I suggest you ...

← Service Improvement

Authenticated Origin Pulls / SSLVerifyClient require

I'm new customer, and previous tenant has domains pointing to my IP.
My server is being hammered, tried blocking malicious traffic many different ways already, but need to enable Apache option SSLVerifyClient require.

It means, the webserver will only accept connections from cloudflare, and nobody else. Quite common for people to bypass cloudflare, and hack into the origin server directly.

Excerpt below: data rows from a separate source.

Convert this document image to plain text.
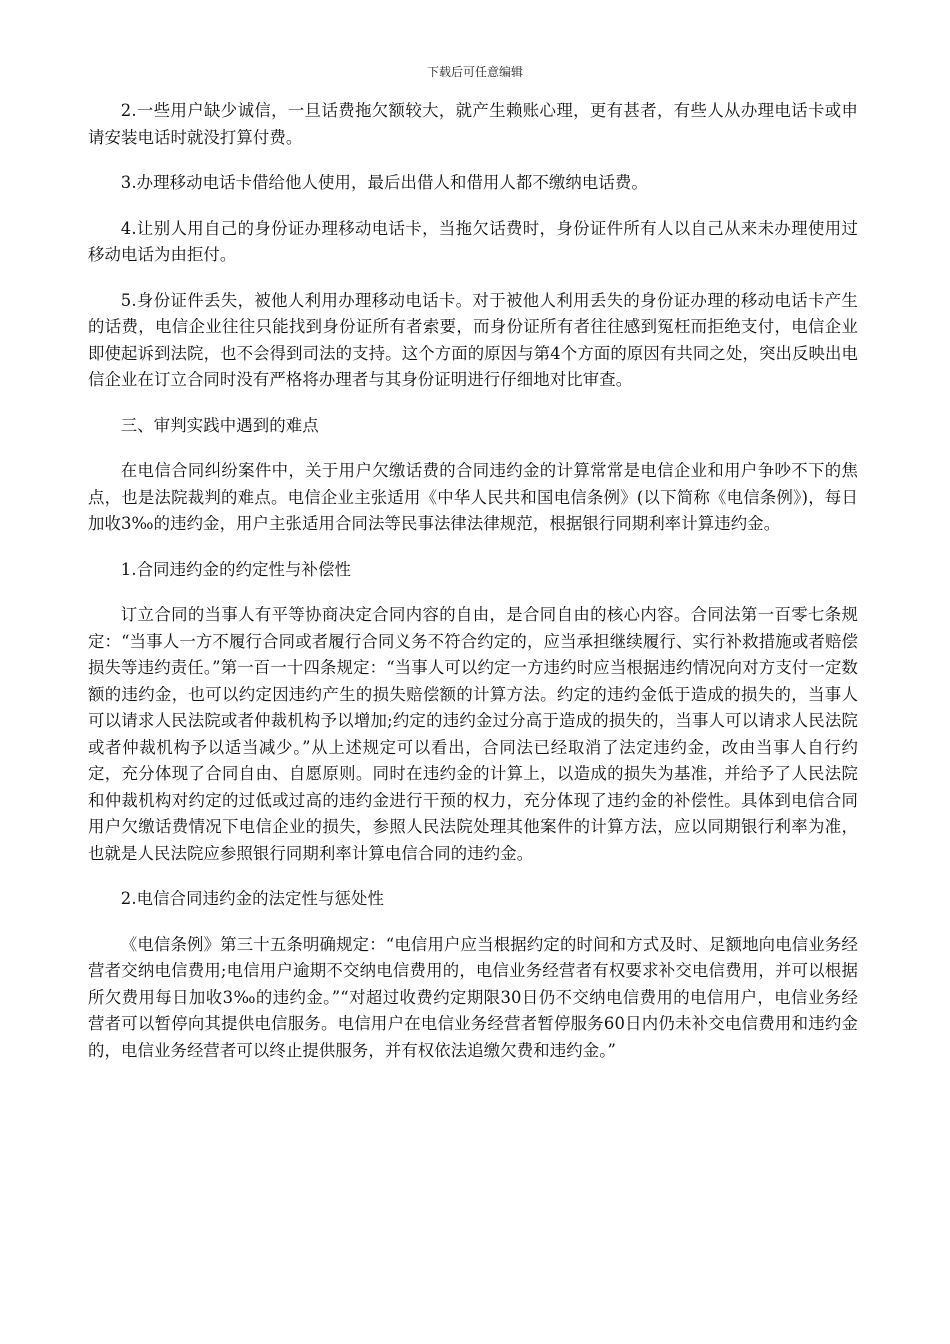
下载后可任意编辑

2.一些用户缺少诚信，一旦话费拖欠额较大，就产生赖账心理，更有甚者，有些人从办理电话卡或申请安装电话时就没打算付费。

3.办理移动电话卡借给他人使用，最后出借人和借用人都不缴纳电话费。

4.让别人用自己的身份证办理移动电话卡，当拖欠话费时，身份证件所有人以自己从来未办理使用过移动电话为由拒付。

5.身份证件丢失，被他人利用办理移动电话卡。对于被他人利用丢失的身份证办理的移动电话卡产生的话费，电信企业往往只能找到身份证所有者索要，而身份证所有者往往感到冤枉而拒绝支付，电信企业即使起诉到法院，也不会得到司法的支持。这个方面的原因与第4个方面的原因有共同之处，突出反映出电信企业在订立合同时没有严格将办理者与其身份证明进行仔细地对比审查。

三、审判实践中遇到的难点

在电信合同纠纷案件中，关于用户欠缴话费的合同违约金的计算常常是电信企业和用户争吵不下的焦点，也是法院裁判的难点。电信企业主张适用《中华人民共和国电信条例》(以下简称《电信条例》)，每日加收3‰的违约金，用户主张适用合同法等民事法律法律规范，根据银行同期利率计算违约金。

1.合同违约金的约定性与补偿性

订立合同的当事人有平等协商决定合同内容的自由，是合同自由的核心内容。合同法第一百零七条规定：“当事人一方不履行合同或者履行合同义务不符合约定的，应当承担继续履行、实行补救措施或者赔偿损失等违约责任。”第一百一十四条规定：“当事人可以约定一方违约时应当根据违约情况向对方支付一定数额的违约金，也可以约定因违约产生的损失赔偿额的计算方法。约定的违约金低于造成的损失的，当事人可以请求人民法院或者仲裁机构予以增加;约定的违约金过分高于造成的损失的，当事人可以请求人民法院或者仲裁机构予以适当减少。”从上述规定可以看出，合同法已经取消了法定违约金，改由当事人自行约定，充分体现了合同自由、自愿原则。同时在违约金的计算上，以造成的损失为基准，并给予了人民法院和仲裁机构对约定的过低或过高的违约金进行干预的权力，充分体现了违约金的补偿性。具体到电信合同用户欠缴话费情况下电信企业的损失，参照人民法院处理其他案件的计算方法，应以同期银行利率为准，也就是人民法院应参照银行同期利率计算电信合同的违约金。

2.电信合同违约金的法定性与惩处性

《电信条例》第三十五条明确规定：“电信用户应当根据约定的时间和方式及时、足额地向电信业务经营者交纳电信费用;电信用户逾期不交纳电信费用的，电信业务经营者有权要求补交电信费用，并可以根据所欠费用每日加收3‰的违约金。”“对超过收费约定期限30日仍不交纳电信费用的电信用户，电信业务经营者可以暂停向其提供电信服务。电信用户在电信业务经营者暂停服务60日内仍未补交电信费用和违约金的，电信业务经营者可以终止提供服务，并有权依法追缴欠费和违约金。”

If you let me edit the server.apache file, I would put the following:

SSLCertificateFile "/applications/xxx/privatehtml/cert2020.crt"
SSLCertificateKeyFile "/applications/xxx/privatehtml/cert2020.key"
SSLCACertificateFile "/applications/xxx/private_html/server-ca.crt"
SSLVerifyClient require

Authenticated Origin Pulls
Authenticated Origin Pulls allow you to cryptographically verify that requests to your origin server have come from Cloudflare using a TLS client certificate. This prevents clients from sending requests directly to your origin, bypassing security measures provided by Cloudflare, such as IP and Web Application Firewalls, logging, and encryption.
This feature requires additional configuration at your web server. Refer to our support guide on Authenticated Origin Pulls.

5 votes

We're glad you're here

Please sign in to leave feedback
Signed in as (Sign out)
Close
Close

We’ll send you updates on this idea

James Fox shared this idea  ·   ·  Flag idea as inappropriate…  ·  Admin →

How important is this to you?

We're glad you're here

Please sign in to leave feedback
Signed in as (Sign out)
Close
Close

We're glad you're here

Please sign in to leave feedback
Signed in as (Sign out)
Close
Close
Submitting...
An error occurred while saving the comment
  • Mike commented  ·   ·  Flag as inappropriate

    I would like this too. Currently I use an htaccess file to restrict access to Cloudflare IP ranges, but this isn't the best way. I need to make sure that I keep the list updated or else the website can become inaccessible.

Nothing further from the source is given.